People losing their jobs to ChatGPT don't even call themselves writers, at least not seriously. They produce content, most of it regurgitated the same way ChatGPT does it. If I produced content for online click farms I would worry about so-called AI. I don't think Murakami or Cormac McCarthy have to worry, but James Patterson might get replaced by an LLM (if that didn't happen already -- hard to tell).

In my own profession, some programmers already express fear for their future because Github Copilot and ChatGPT can write code just as good as they can. That should tell them to level up their skills, because if whatever they do can just get automated away by a glorified auto-complete they weren't adding enough value in the first place.

ChatGPT is pretty easy to spot (in some circumstances). Just look for text that has absolutely no voice and reads like a high school essay where what should be a 20-word answer is stretched out to meet a 750 word count. Example: https://www.quora.com/What-is-the-maximum-data-capacity-for-...
That's just the default style.
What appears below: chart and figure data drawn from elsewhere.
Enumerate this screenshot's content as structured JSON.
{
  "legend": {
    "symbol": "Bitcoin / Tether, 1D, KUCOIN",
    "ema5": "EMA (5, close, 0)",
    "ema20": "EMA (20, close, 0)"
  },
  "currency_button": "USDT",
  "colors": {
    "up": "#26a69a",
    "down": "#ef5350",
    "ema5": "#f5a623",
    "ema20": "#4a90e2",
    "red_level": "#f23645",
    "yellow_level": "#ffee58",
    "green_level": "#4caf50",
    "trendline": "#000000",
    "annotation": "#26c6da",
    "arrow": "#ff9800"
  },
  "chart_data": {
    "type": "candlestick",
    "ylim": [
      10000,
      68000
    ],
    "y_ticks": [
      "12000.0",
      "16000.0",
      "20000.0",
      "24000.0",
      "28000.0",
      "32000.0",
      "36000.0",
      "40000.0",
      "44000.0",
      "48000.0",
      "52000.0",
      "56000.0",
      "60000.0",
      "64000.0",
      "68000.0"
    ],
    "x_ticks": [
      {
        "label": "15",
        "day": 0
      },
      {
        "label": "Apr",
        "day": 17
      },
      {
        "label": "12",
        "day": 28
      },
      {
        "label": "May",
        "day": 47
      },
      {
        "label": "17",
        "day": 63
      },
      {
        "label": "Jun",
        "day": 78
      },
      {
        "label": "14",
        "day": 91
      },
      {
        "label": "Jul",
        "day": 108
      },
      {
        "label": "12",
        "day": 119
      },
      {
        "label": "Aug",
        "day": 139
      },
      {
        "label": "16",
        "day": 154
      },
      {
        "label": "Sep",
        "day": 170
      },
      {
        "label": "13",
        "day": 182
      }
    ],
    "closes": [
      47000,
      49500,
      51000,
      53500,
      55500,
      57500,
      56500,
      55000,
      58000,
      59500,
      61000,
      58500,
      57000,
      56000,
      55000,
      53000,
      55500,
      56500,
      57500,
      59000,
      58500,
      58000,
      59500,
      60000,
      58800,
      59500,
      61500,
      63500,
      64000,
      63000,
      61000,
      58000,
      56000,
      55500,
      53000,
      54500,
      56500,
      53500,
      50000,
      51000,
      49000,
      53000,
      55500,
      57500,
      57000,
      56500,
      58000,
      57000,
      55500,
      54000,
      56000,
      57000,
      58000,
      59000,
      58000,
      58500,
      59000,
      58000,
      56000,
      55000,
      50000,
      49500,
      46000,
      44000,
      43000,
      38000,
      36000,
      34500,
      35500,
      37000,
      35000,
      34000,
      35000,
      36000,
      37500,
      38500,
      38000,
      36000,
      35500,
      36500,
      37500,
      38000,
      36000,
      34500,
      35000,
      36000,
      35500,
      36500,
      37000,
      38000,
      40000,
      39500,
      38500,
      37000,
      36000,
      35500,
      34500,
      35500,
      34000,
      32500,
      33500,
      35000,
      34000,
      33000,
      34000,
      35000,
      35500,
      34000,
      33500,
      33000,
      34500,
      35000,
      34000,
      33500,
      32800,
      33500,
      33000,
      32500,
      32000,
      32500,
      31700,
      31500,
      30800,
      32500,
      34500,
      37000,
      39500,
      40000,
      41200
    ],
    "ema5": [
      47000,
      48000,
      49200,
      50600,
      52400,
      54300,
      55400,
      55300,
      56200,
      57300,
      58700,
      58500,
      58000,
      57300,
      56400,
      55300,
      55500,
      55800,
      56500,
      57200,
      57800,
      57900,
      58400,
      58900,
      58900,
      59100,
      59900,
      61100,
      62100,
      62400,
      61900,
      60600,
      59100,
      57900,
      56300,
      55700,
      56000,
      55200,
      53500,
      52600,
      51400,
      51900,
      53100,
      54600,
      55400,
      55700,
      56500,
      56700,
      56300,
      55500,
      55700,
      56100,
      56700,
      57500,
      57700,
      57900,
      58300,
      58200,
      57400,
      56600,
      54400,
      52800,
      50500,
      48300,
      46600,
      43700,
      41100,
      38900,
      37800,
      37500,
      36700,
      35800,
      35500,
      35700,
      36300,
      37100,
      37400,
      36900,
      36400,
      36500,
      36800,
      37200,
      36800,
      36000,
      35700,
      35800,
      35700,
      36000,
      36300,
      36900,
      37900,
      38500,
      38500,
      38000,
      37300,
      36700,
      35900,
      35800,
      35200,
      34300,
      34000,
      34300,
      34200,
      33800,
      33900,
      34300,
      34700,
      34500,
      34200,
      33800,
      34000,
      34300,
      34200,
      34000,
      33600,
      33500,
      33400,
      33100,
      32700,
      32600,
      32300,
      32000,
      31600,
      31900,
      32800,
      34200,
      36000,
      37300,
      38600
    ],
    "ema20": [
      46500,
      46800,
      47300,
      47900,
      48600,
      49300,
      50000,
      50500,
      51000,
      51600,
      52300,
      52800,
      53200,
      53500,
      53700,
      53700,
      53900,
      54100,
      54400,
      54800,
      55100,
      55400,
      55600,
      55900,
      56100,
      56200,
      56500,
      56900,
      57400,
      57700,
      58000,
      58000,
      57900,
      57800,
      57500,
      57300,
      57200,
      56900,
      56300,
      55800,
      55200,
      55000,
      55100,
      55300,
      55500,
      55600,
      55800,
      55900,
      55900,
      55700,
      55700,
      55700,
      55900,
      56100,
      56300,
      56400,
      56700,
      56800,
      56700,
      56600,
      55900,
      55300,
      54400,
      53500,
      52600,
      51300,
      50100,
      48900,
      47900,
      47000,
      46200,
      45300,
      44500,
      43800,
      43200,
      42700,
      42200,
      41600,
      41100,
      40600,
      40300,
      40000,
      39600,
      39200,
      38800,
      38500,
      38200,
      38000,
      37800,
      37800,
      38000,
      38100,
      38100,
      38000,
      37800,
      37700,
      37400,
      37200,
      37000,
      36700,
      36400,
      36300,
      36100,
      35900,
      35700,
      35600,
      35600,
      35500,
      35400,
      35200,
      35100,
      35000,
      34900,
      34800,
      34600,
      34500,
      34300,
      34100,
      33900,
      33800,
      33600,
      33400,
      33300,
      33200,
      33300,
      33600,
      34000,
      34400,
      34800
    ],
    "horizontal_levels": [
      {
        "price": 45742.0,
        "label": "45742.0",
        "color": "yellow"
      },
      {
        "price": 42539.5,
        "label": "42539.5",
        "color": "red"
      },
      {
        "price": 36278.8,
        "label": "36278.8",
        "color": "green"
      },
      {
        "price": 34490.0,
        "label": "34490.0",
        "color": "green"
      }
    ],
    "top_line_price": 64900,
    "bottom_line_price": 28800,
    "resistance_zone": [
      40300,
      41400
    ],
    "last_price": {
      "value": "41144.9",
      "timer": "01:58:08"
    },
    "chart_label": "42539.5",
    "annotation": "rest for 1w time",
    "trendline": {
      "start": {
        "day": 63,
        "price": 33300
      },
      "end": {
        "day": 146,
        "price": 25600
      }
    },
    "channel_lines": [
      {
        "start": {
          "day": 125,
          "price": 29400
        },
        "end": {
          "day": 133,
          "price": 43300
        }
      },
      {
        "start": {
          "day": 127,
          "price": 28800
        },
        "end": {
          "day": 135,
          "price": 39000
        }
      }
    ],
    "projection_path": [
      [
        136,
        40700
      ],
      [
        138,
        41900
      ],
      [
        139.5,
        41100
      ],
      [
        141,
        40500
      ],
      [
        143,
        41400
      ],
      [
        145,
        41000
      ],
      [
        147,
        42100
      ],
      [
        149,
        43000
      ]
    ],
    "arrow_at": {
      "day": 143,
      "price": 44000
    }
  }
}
Try a request "...in the style of marvin the paranoid android" or "talkie toaster from red dwarf" or"Ernest Hemingway" or "Donald Trump" for a bit of variety.
How well does it do with anything that's not just a pastiche? It's easy to throw in the tics of somebody famous, but can it actually do what a real writer does: focus on what's interesting, build a flowing narrative, target the material to the audience?

Exaggerated voices might give you variety, but I don't actually want to read a piece on the style of any of those voices. I would, however, be intrigued if it could write like me, or like any of the famous nonfiction writers who I've consciously patterned my style after (Isaac Asimov, Mary Roach, Cecil Adams, Michael Pollan)?